By Dirk Sonniksen | April 30, 2010
Director: Roger Kumble
Writer(s): Michael Cames, Josh Gilbert
Starring: Brendan Fraser, Brooke Shields, Matt Prokop
Dan Sanders (Brendan Fraser) is a real estate developer relocated for one year to the Oregon wilderness by his employer, Lyman Industries, a supposedly green company building a new subdivision in an sleepy town. Dan has completely bought into the green vibe of his employer, and believes he is doing some good for these country folk, but the animals that inhabit the forest know better. In fact, Neal Lyman, head of Lyman Industries, is planning a much bigger project that involves decimating the habitat of the little critters dwelling happily in the forest. The animals go helter skelter on Dan, and the torture and humiliating ensues with Dan bearing the full brunt of their animal wrath. Dan takes all that the animals can dish out and plays dumb through virtually the entire movie until he finally sees the light, and all is happy and joyful.
To call Furry Vengeance a fun movie for the kids would be doing children everywhere a great disservice. It’s certainly marketed to kids, but I found very few children laughing throughout the movie, probably because they were being subjected to this tired, worn slapstick over and over again. Hey kids, that guy just got racked! Look, there’s a car that looks like it’s going to go over a cliff, but then doesn’t, but then does! Look, a guy wearing women’s clothing that are much too small for him! Animals attacking people—and on and on and on. If you’re an adult, and you find Furry Vengeance entertaining, well, I’m sorry, but you are easily entertained.
This is a film that seems to be pushing some sort of environmental message, but there’s not enough meaning to hit home. In fact, the message itself is simply a ploy to showcase a handful of reaction shots by pissed off animals that grunt and snicker throughout a film that can’t hold up. If Furry Vengeance actually focused more on the animals and less on the cast, there might have been something redeeming about the film.
On the acting front, it’s difficult to understand why Brendan Fraser continues to torture not only his audience but himself with these films (see Dudley Do-Right, George of the Jungle, and Monkeybone). Mr. Fraser had me at Gods and Monsters, and while I can appreciate his flare for adventure films, his continued forays into these wacky kids films are a mystery. As for Brooke Shields, I have no idea. I’m assuming some series she was in got cancelled, and Furry Vengeance was a paycheck. You’ll also find a few of the Comedy Central troupe making an appearance, with Samantha Bee being the only highpoint in the film for me.

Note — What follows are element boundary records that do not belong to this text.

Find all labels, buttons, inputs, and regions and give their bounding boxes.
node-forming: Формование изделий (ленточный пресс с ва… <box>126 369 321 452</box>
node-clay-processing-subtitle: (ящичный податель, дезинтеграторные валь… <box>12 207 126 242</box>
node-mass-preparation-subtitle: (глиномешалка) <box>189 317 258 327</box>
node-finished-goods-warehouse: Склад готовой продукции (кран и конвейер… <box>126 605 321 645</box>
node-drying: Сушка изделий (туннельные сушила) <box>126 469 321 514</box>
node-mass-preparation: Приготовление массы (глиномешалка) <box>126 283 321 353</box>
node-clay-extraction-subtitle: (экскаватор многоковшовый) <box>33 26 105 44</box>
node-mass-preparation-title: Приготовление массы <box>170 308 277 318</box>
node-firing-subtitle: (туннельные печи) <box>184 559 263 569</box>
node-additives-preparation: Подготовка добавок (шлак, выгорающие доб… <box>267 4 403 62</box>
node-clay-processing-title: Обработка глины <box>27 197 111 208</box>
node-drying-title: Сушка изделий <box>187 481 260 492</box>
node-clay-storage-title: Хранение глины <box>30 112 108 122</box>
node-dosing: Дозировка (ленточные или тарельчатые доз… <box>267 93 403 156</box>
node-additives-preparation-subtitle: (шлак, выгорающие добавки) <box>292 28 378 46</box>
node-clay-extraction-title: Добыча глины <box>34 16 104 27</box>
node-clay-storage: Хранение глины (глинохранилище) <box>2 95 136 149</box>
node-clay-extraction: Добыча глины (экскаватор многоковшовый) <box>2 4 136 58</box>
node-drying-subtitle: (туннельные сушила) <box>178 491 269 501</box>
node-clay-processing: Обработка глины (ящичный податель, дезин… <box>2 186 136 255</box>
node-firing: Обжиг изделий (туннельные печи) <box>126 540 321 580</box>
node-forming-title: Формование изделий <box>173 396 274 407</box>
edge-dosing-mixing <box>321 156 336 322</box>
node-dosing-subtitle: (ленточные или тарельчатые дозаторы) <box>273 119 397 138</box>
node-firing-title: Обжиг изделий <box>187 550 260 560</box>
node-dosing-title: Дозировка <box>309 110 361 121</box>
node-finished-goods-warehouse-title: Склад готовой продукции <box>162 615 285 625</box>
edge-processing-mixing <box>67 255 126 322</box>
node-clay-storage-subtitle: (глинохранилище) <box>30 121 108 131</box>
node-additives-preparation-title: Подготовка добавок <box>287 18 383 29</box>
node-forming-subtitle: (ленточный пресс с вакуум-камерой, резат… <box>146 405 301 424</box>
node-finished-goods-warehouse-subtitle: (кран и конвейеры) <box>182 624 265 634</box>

Furry Vengeance is a failure—a very furry failure. I’m sure Brendan Fraser will continue to pepper his resume with little gems like The Quiet American, but unfortunately he’ll always be a tough pill to swallow when he continues to pick up films that ultimately end up straight-to-video nightmares. Furry Vengeance used every gimmick imaginable to draw in an audience, but ultimately it was a disappointment. Perhaps films like these could do with a bit of intelligent dialogue and fewer cheap laughs to try and fill theaters. They might have enough material to make for a great trailer, but the trailer itself won’t bring in the almighty dollar once word-of-mouth begins to spread.